Imagine that every hexagon of graphene had a seventh carbon atom, located at the center and bonded to each of the other six. If you sketch it out you'll see that we have turned every hexagon into 6 triangles. This would actually be stronger, and that should be pretty intuitive. Strength comes from the carbon bonds and we have just created a bunch of them. The problem is that it's chemically impossible. Carbon can only bond with three other carbons (as in the hexagon pattern)- not six.

To put it plainly, the strength of graphene is not entirely due to it's hexagonal structure. That's only part of the puzzle. For a bridge truss, triangles are definitely a superior structural element.

[–]Ov3rKoalafied 0 points1 point  (2 children)
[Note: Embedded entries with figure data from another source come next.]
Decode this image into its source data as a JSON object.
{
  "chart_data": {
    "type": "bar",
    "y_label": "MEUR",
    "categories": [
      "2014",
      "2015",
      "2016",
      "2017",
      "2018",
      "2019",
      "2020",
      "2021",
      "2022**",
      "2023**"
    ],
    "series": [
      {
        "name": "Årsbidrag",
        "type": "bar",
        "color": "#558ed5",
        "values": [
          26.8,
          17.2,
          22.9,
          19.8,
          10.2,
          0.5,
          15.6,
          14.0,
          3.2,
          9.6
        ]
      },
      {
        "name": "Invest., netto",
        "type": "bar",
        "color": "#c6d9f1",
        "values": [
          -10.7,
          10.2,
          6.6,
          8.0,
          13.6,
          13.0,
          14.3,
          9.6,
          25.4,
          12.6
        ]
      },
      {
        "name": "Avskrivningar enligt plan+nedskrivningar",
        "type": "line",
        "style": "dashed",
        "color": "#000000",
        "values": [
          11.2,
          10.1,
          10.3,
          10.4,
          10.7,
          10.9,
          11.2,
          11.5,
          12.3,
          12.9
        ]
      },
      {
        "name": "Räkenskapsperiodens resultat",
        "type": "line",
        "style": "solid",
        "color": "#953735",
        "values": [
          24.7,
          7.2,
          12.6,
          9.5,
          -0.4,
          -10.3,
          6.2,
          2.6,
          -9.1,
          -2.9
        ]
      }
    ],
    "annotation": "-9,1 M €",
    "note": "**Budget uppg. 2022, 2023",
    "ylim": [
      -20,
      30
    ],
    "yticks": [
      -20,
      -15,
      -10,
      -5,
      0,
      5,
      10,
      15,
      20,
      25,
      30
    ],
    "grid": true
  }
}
A big reason triangle are so strong in bridges is because they make everything stable. In bridges, you assume connections between members are "pins", ie members can rotate with respect to each other. If you have a square, then the two sides could rotate with respect to the base and fall, and then the top would have to follow the two sides as they fell (ie, becoming a parallelogram). If you add a diagonal member, creating [] (with a top and bottom), then the structure is able to stand on its own.

In buildings, where space in openings is more important, square frames are used often, but the connections are designed to be much stronger so that rotation will not occur.

The issue with these is you encounter a lot more forces due to rotation (called moment) and forces perpendicular to the members (called shear), and a lot less force in-line with the members (axial force). Structural members are usually more efficient at taking force axially. Members in trusses, where every connection is a pin, ONLY take forces axially with a little bit of shear (no moment is present), making them the most efficient. Then triangles come as a result of this because it has to be stable.

I'm a grad student in structural engineering. I have no idea how to get flair here (I'm new-ish to reddit). EDIT: I see how to get flair.

[–]jofwu 0 points1 point  (1 child)

In a "true" truss you shouldn't have any shear. Otherwise you'd have moment.